[Update Feb 8, 2014: I just noticed that the Georgetown Library press release below returned a 404 broken link (cue irony meter!) so here’s a link to the archived press release from the Internet Archive.]
For the past five years, the Georgetown Law Library and the Chesapeake Digital Preservation Group have been doing doing studies on “link rot.” This year, they discovered that “link rot has increased to 37.7 percent within five years.”
- “Link Rot” and Legal Resources on the Web: A 2012 Analysis by the Chesapeake Digital Preservation Group.
- Georgetown Law Library Finds 38 Percent of Online Documents Disappear from Web Pages Within Five Years, press release, Georgetown University (April 25, 2012).
The Chesapeake group gathers information from the web and preserves it for their users and each year they study how many of the URLs from which they originally gathered information “no longer provide access to the content that was originally selected, captured, and archived by the Chesapeake Group.”
This study is particularly relevant to government information specialists because more than 90% of their sample URLs were from state governments (state.[state code].us), organizations (.org), and government (.gov) the top-level domains.

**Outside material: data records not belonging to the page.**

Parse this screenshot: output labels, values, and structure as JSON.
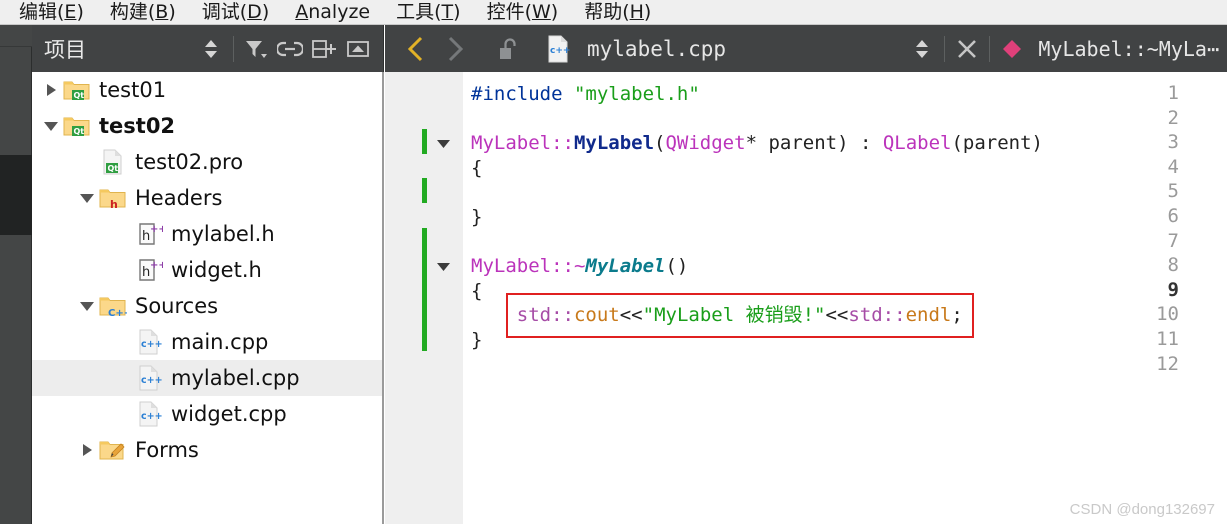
{
  "menubar": {
    "items": [
      {
        "text": "编辑(E)",
        "accel": "E"
      },
      {
        "text": "构建(B)",
        "accel": "B"
      },
      {
        "text": "调试(D)",
        "accel": "D"
      },
      {
        "text": "Analyze",
        "accel": "A"
      },
      {
        "text": "工具(T)",
        "accel": "T"
      },
      {
        "text": "控件(W)",
        "accel": "W"
      },
      {
        "text": "帮助(H)",
        "accel": "H"
      }
    ]
  },
  "project_panel": {
    "title": "项目",
    "icons": [
      {
        "name": "sync-selection-icon",
        "glyph": "updown-arrows"
      },
      {
        "name": "filter-icon",
        "glyph": "funnel"
      },
      {
        "name": "link-icon",
        "glyph": "chain"
      },
      {
        "name": "split-add-icon",
        "glyph": "split-plus"
      },
      {
        "name": "collapse-icon",
        "glyph": "minimize-box"
      }
    ]
  },
  "editor_toolbar": {
    "back_label": "‹",
    "forward_label": "›",
    "lock_state": "unlocked",
    "file_icon": "c++",
    "filename": "mylabel.cpp",
    "symbol": "MyLabel::~MyLa⋯",
    "close_label": "✕"
  },
  "tree": {
    "items": [
      {
        "label": "test01",
        "indent": 0,
        "arrow": "right",
        "icon": "qt-folder",
        "bold": false,
        "selected": false
      },
      {
        "label": "test02",
        "indent": 0,
        "arrow": "down",
        "icon": "qt-folder",
        "bold": true,
        "selected": false
      },
      {
        "label": "test02.pro",
        "indent": 1,
        "arrow": "none",
        "icon": "qt-file",
        "bold": false,
        "selected": false
      },
      {
        "label": "Headers",
        "indent": 1,
        "arrow": "down",
        "icon": "h-folder",
        "bold": false,
        "selected": false
      },
      {
        "label": "mylabel.h",
        "indent": 2,
        "arrow": "none",
        "icon": "hpp-file",
        "bold": false,
        "selected": false
      },
      {
        "label": "widget.h",
        "indent": 2,
        "arrow": "none",
        "icon": "hpp-file",
        "bold": false,
        "selected": false
      },
      {
        "label": "Sources",
        "indent": 1,
        "arrow": "down",
        "icon": "cpp-folder",
        "bold": false,
        "selected": false
      },
      {
        "label": "main.cpp",
        "indent": 2,
        "arrow": "none",
        "icon": "cpp-file",
        "bold": false,
        "selected": false
      },
      {
        "label": "mylabel.cpp",
        "indent": 2,
        "arrow": "none",
        "icon": "cpp-file",
        "bold": false,
        "selected": true
      },
      {
        "label": "widget.cpp",
        "indent": 2,
        "arrow": "none",
        "icon": "cpp-file",
        "bold": false,
        "selected": false
      },
      {
        "label": "Forms",
        "indent": 1,
        "arrow": "right",
        "icon": "forms-folder",
        "bold": false,
        "selected": false
      }
    ]
  },
  "editor": {
    "lines": [
      {
        "n": "1",
        "current": false,
        "fold": false,
        "change": false,
        "tokens": [
          {
            "t": "#include ",
            "c": "k-inc"
          },
          {
            "t": "\"mylabel.h\"",
            "c": "k-str"
          }
        ]
      },
      {
        "n": "2",
        "current": false,
        "fold": false,
        "change": false,
        "tokens": []
      },
      {
        "n": "3",
        "current": false,
        "fold": true,
        "change": true,
        "tokens": [
          {
            "t": "MyLabel::",
            "c": "k-cls"
          },
          {
            "t": "MyLabel",
            "c": "k-fn"
          },
          {
            "t": "(",
            "c": "k-plain"
          },
          {
            "t": "QWidget",
            "c": "k-cls"
          },
          {
            "t": "* parent) : ",
            "c": "k-plain"
          },
          {
            "t": "QLabel",
            "c": "k-cls"
          },
          {
            "t": "(parent)",
            "c": "k-plain"
          }
        ]
      },
      {
        "n": "4",
        "current": false,
        "fold": false,
        "change": false,
        "tokens": [
          {
            "t": "{",
            "c": "k-plain"
          }
        ]
      },
      {
        "n": "5",
        "current": false,
        "fold": false,
        "change": true,
        "tokens": []
      },
      {
        "n": "6",
        "current": false,
        "fold": false,
        "change": false,
        "tokens": [
          {
            "t": "}",
            "c": "k-plain"
          }
        ]
      },
      {
        "n": "7",
        "current": false,
        "fold": false,
        "change": true,
        "tokens": []
      },
      {
        "n": "8",
        "current": false,
        "fold": true,
        "change": true,
        "tokens": [
          {
            "t": "MyLabel::~",
            "c": "k-cls"
          },
          {
            "t": "MyLabel",
            "c": "k-dtor"
          },
          {
            "t": "()",
            "c": "k-plain"
          }
        ]
      },
      {
        "n": "9",
        "current": true,
        "fold": false,
        "change": true,
        "tokens": [
          {
            "t": "{",
            "c": "k-plain"
          }
        ]
      },
      {
        "n": "10",
        "current": false,
        "fold": false,
        "change": true,
        "tokens": [
          {
            "t": "    ",
            "c": "k-plain"
          },
          {
            "t": "std::",
            "c": "k-ns"
          },
          {
            "t": "cout",
            "c": "k-var"
          },
          {
            "t": "<<",
            "c": "k-plain"
          },
          {
            "t": "\"MyLabel 被销毁!\"",
            "c": "k-str"
          },
          {
            "t": "<<",
            "c": "k-plain"
          },
          {
            "t": "std::",
            "c": "k-ns"
          },
          {
            "t": "endl",
            "c": "k-var"
          },
          {
            "t": ";",
            "c": "k-plain"
          }
        ]
      },
      {
        "n": "11",
        "current": false,
        "fold": false,
        "change": true,
        "tokens": [
          {
            "t": "}",
            "c": "k-plain"
          }
        ]
      },
      {
        "n": "12",
        "current": false,
        "fold": false,
        "change": false,
        "tokens": []
      }
    ],
    "annotation": {
      "color": "#e02020",
      "target_line": "10"
    }
  },
  "watermark": {
    "text": "CSDN @dong132697"
  },
  "colors": {
    "toolbar_bg": "#414344",
    "mode_strip_bg": "#444646",
    "mode_selected_bg": "#212323",
    "gutter_bg": "#efefef",
    "change_bar": "#22aa22",
    "selection_bg": "#ededed",
    "annotation": "#e02020",
    "back_arrow": "#e2b227",
    "symbol_diamond": "#e0407a"
  }
}
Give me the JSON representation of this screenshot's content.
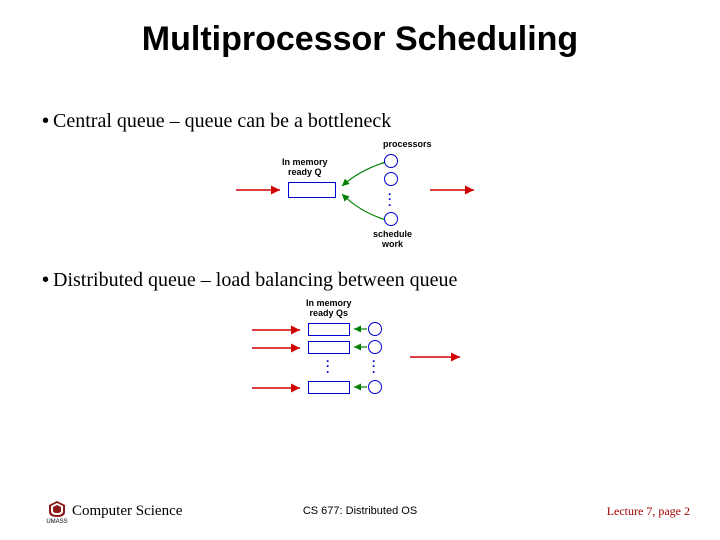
{
  "title": "Multiprocessor Scheduling",
  "bullets": {
    "b1": "Central queue – queue can be a bottleneck",
    "b2": "Distributed queue – load balancing between queue"
  },
  "diag1": {
    "processors": "processors",
    "ready_q_l1": "In memory",
    "ready_q_l2": "ready Q",
    "sched_l1": "schedule",
    "sched_l2": "work"
  },
  "diag2": {
    "ready_qs_l1": "In memory",
    "ready_qs_l2": "ready Qs"
  },
  "footer": {
    "umass": "UMASS",
    "dept": "Computer Science",
    "course": "CS 677: Distributed OS",
    "pager": "Lecture 7, page 2"
  }
}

For “dot-gov” domains (URLs ending in “.gov”) the studies have shown cumulative link rot of:
10% in 2008
13% in 2009
25% in 2010
31% in 2011
36% in 2012
Cumulative link rot of state government URLs (.state.__.us) were almost as bad: 10.8% in 2008 15.8% in 2009 32.1% in 2010 30.4% in 2011, and 33.8% in 2012.

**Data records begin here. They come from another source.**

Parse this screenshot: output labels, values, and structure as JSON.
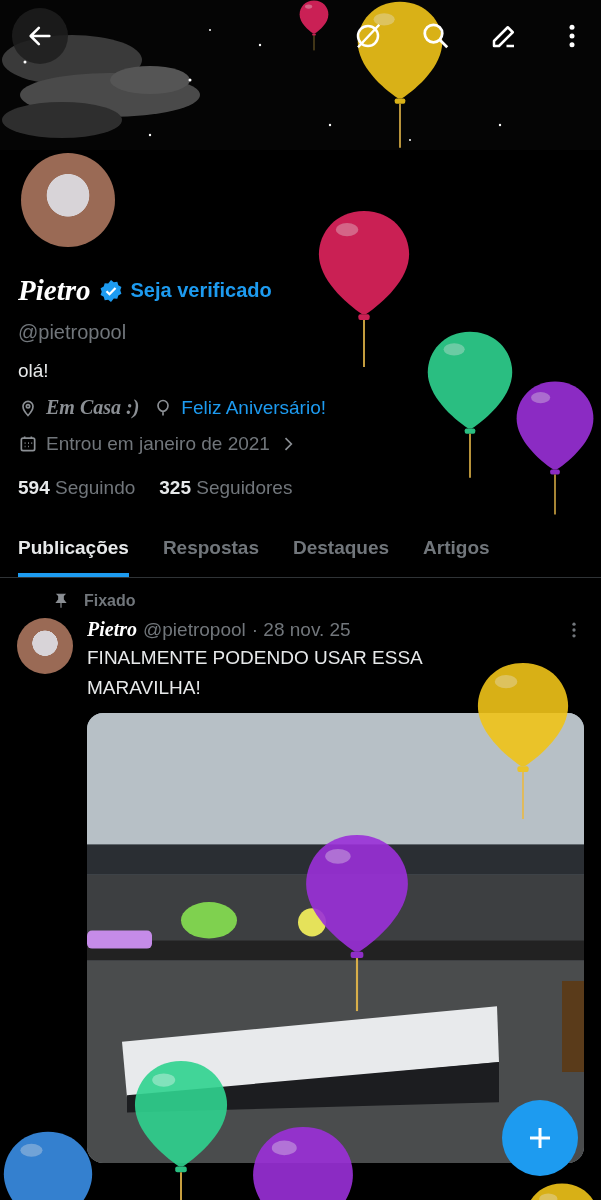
{
  "profile": {
    "name": "Pietro",
    "verified": true,
    "verify_link": "Seja verificado",
    "handle": "@pietropool",
    "bio": "olá!",
    "location": "Em Casa :)",
    "birthday": "Feliz Aniversário!",
    "joined": "Entrou em janeiro de 2021",
    "following_count": "594",
    "following_label": "Seguindo",
    "followers_count": "325",
    "followers_label": "Seguidores"
  },
  "tabs": [
    {
      "label": "Publicações",
      "selected": true
    },
    {
      "label": "Respostas",
      "selected": false
    },
    {
      "label": "Destaques",
      "selected": false
    },
    {
      "label": "Artigos",
      "selected": false
    }
  ],
  "pinned_label": "Fixado",
  "post": {
    "author": "Pietro",
    "handle": "@pietropool",
    "date": "· 28 nov. 25",
    "text": "FINALMENTE PODENDO USAR ESSA MARAVILHA!"
  }
}
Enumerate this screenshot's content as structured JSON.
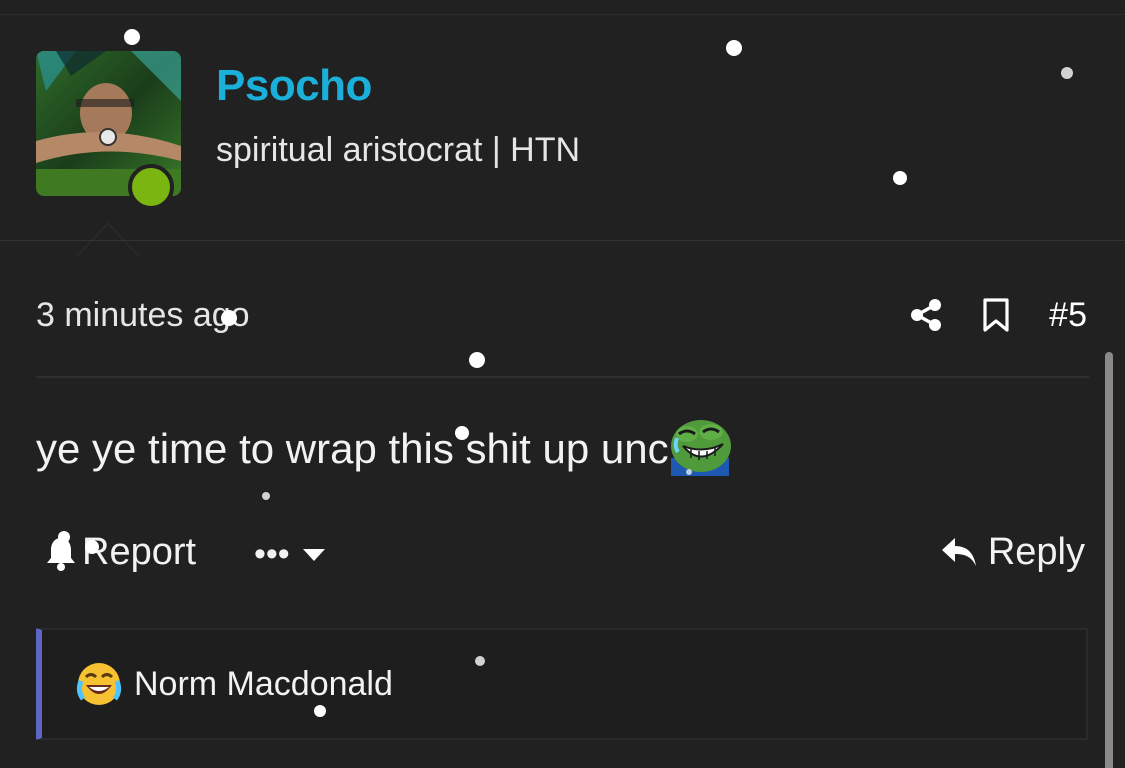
{
  "header": {
    "username": "Psocho",
    "user_title": "spiritual aristocrat | HTN"
  },
  "post": {
    "timestamp": "3 minutes ago",
    "post_number": "#5",
    "message": "ye ye time to wrap this shit up unc",
    "emoji": "pepe-laughing-crying"
  },
  "actions": {
    "report_label": "Report",
    "more_label": "•••",
    "reply_label": "Reply"
  },
  "reaction": {
    "emoji": "😹",
    "users": "Norm Macdonald"
  },
  "icons": {
    "share": "share-icon",
    "bookmark": "bookmark-icon",
    "bell": "bell-icon",
    "reply": "reply-arrow-icon",
    "caret": "caret-down-icon"
  },
  "colors": {
    "background": "#212121",
    "username": "#1ab0d9",
    "online": "#7ab512",
    "reaction_accent": "#5b66c7"
  }
}
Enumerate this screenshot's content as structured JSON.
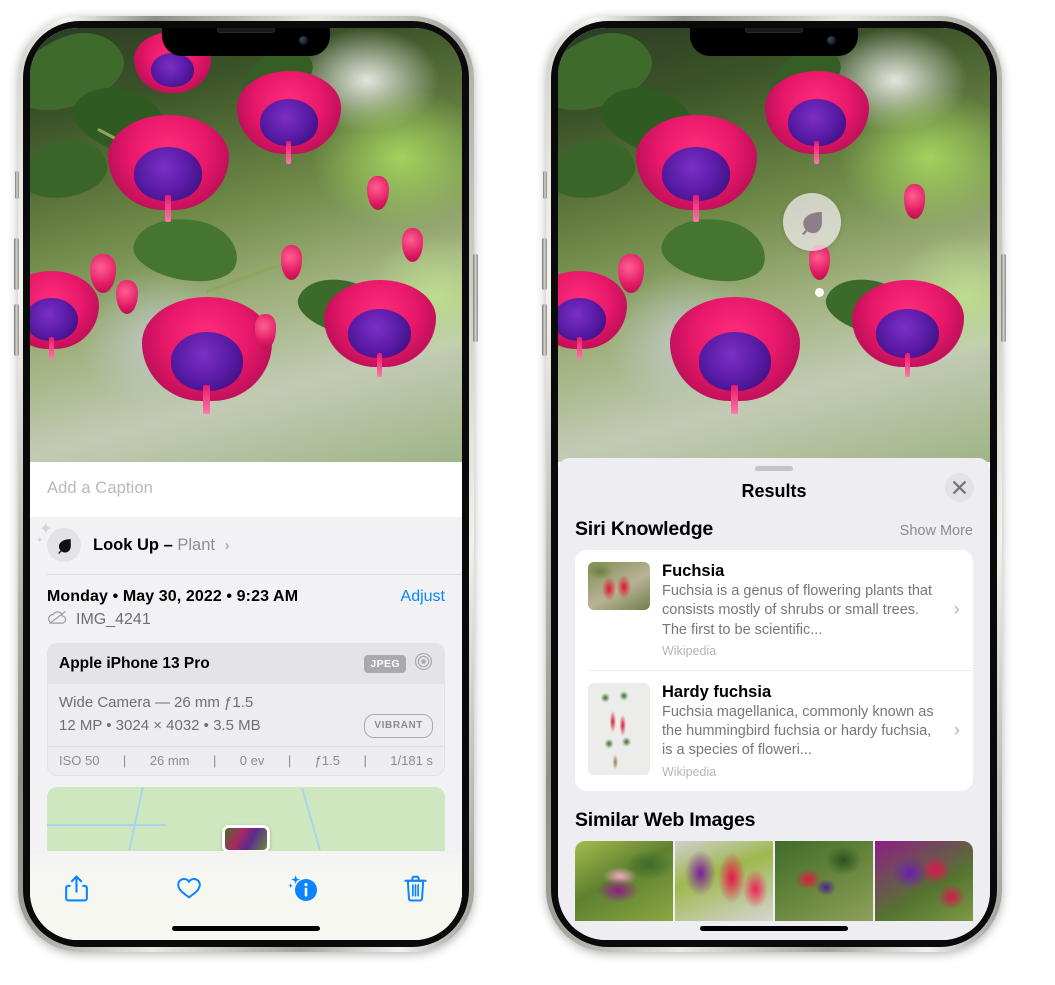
{
  "left_phone": {
    "caption_placeholder": "Add a Caption",
    "lookup": {
      "label": "Look Up –",
      "subject": "Plant",
      "chevron": "›",
      "icon": "leaf-icon"
    },
    "date_line": "Monday • May 30, 2022 • 9:23 AM",
    "adjust_label": "Adjust",
    "file_name": "IMG_4241",
    "cloud_icon": "cloud-slash-icon",
    "exif": {
      "device": "Apple iPhone 13 Pro",
      "format_badge": "JPEG",
      "lens_icon": "aperture-icon",
      "lens_line": "Wide Camera — 26 mm ƒ1.5",
      "size_line": "12 MP • 3024 × 4032 • 3.5 MB",
      "style_badge": "VIBRANT",
      "stats": [
        "ISO 50",
        "26 mm",
        "0 ev",
        "ƒ1.5",
        "1/181 s"
      ],
      "separator": "|"
    },
    "toolbar": {
      "share_label": "share-icon",
      "favorite_label": "heart-icon",
      "info_label": "info-sparkle-icon",
      "delete_label": "trash-icon"
    }
  },
  "right_phone": {
    "badge": {
      "icon": "leaf-icon"
    },
    "sheet_title": "Results",
    "close_icon": "close-icon",
    "sections": [
      {
        "title": "Siri Knowledge",
        "action": "Show More",
        "items": [
          {
            "title": "Fuchsia",
            "description": "Fuchsia is a genus of flowering plants that consists mostly of shrubs or small trees. The first to be scientific...",
            "source": "Wikipedia",
            "chevron": "›"
          },
          {
            "title": "Hardy fuchsia",
            "description": "Fuchsia magellanica, commonly known as the hummingbird fuchsia or hardy fuchsia, is a species of floweri...",
            "source": "Wikipedia",
            "chevron": "›"
          }
        ]
      },
      {
        "title": "Similar Web Images",
        "thumbnail_count": 4
      }
    ]
  },
  "colors": {
    "accent_blue": "#0a84ff",
    "sheet_bg": "#eeeef2",
    "card_bg": "#ffffff",
    "secondary_text": "#8a8a90"
  }
}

The total cumulative link rot for all URLs was 37.7% in 2012. Another way of looking at this is that, of the documents the Chesapeake Project has preserved, only only 62.3% were still available at their original URL as of the 2012 study.
This year’s report includes two samples of URLs. The first sample includes 579 URLs that Chesapeake captured during 2007 and 2008. They use this sample to examine how link rot changes over time.

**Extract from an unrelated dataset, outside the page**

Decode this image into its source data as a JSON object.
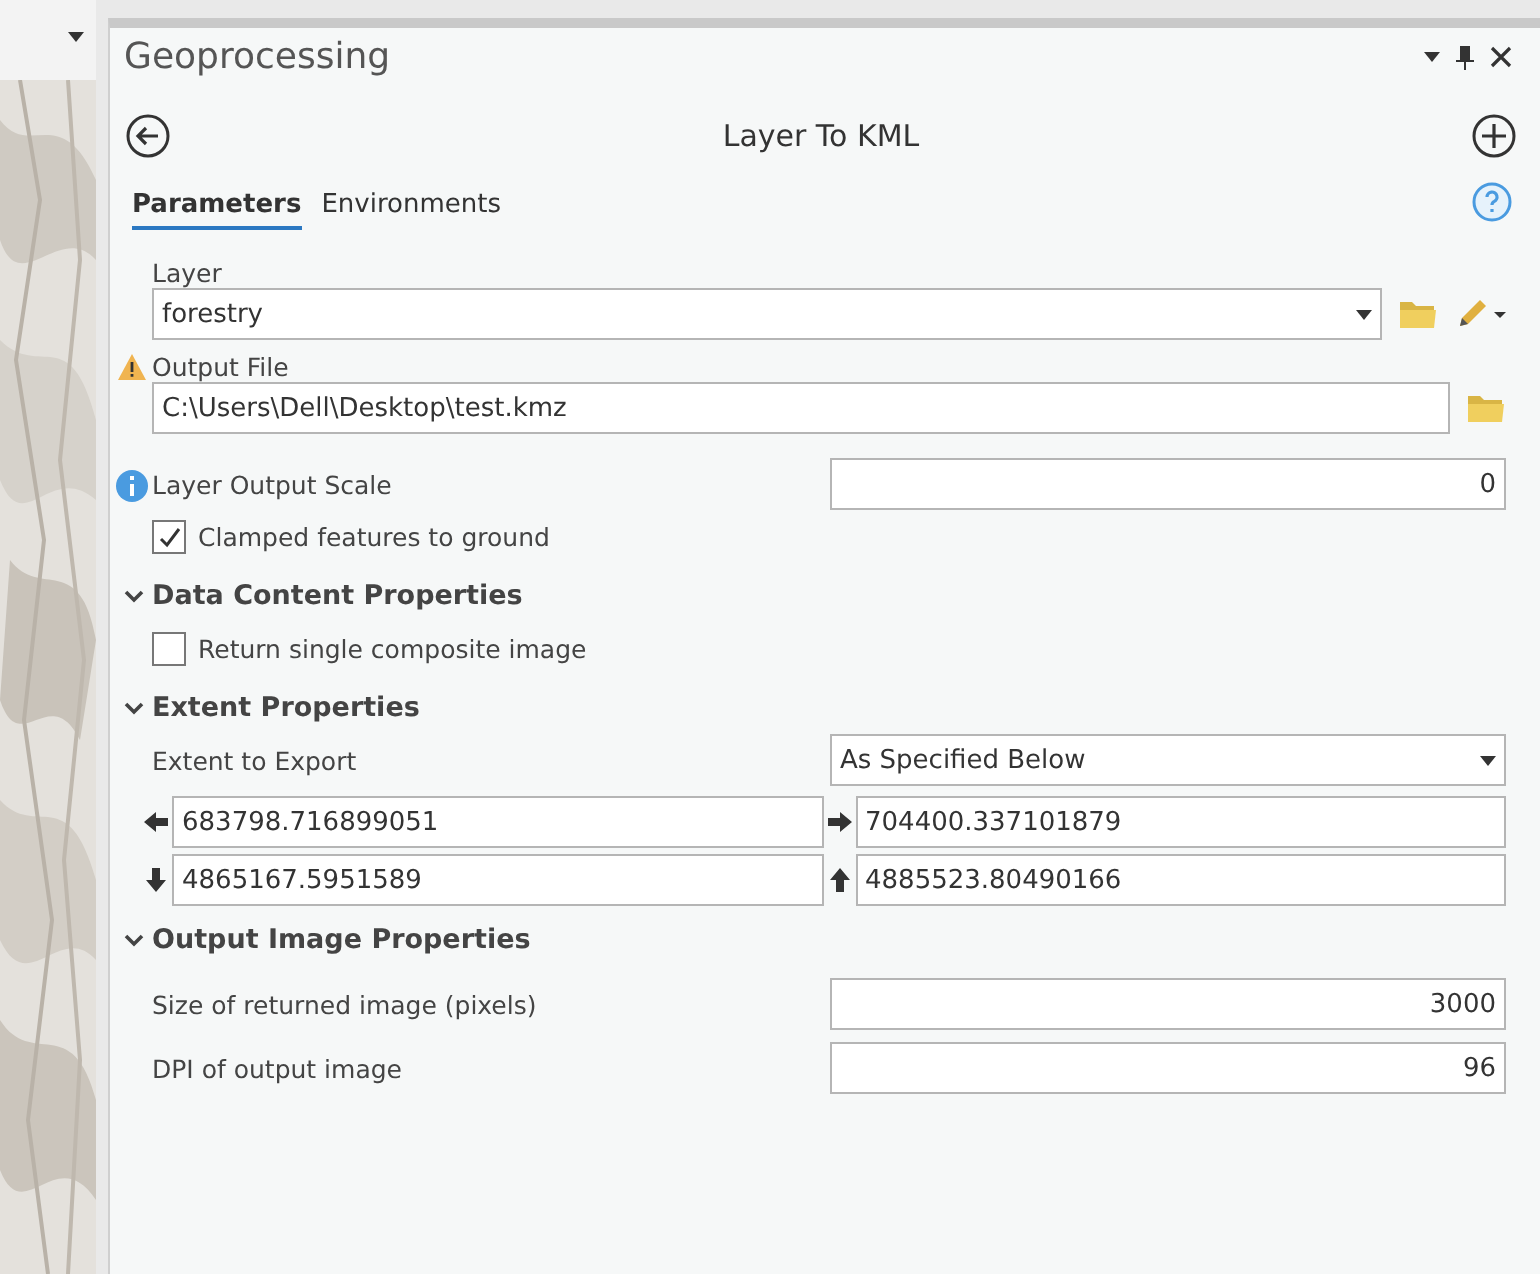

The second sample is a new and represents the full content of the Chesapeake archive at the time the study was conducted. Using this second, broader sample the study reports a link rot rate of 25.9%.
For libraries that rely on pointing to URLs rather than preserving information in their own digital libraries, the new report from the Chesapeake Project provides sobering, factual data on the reliability of that strategy.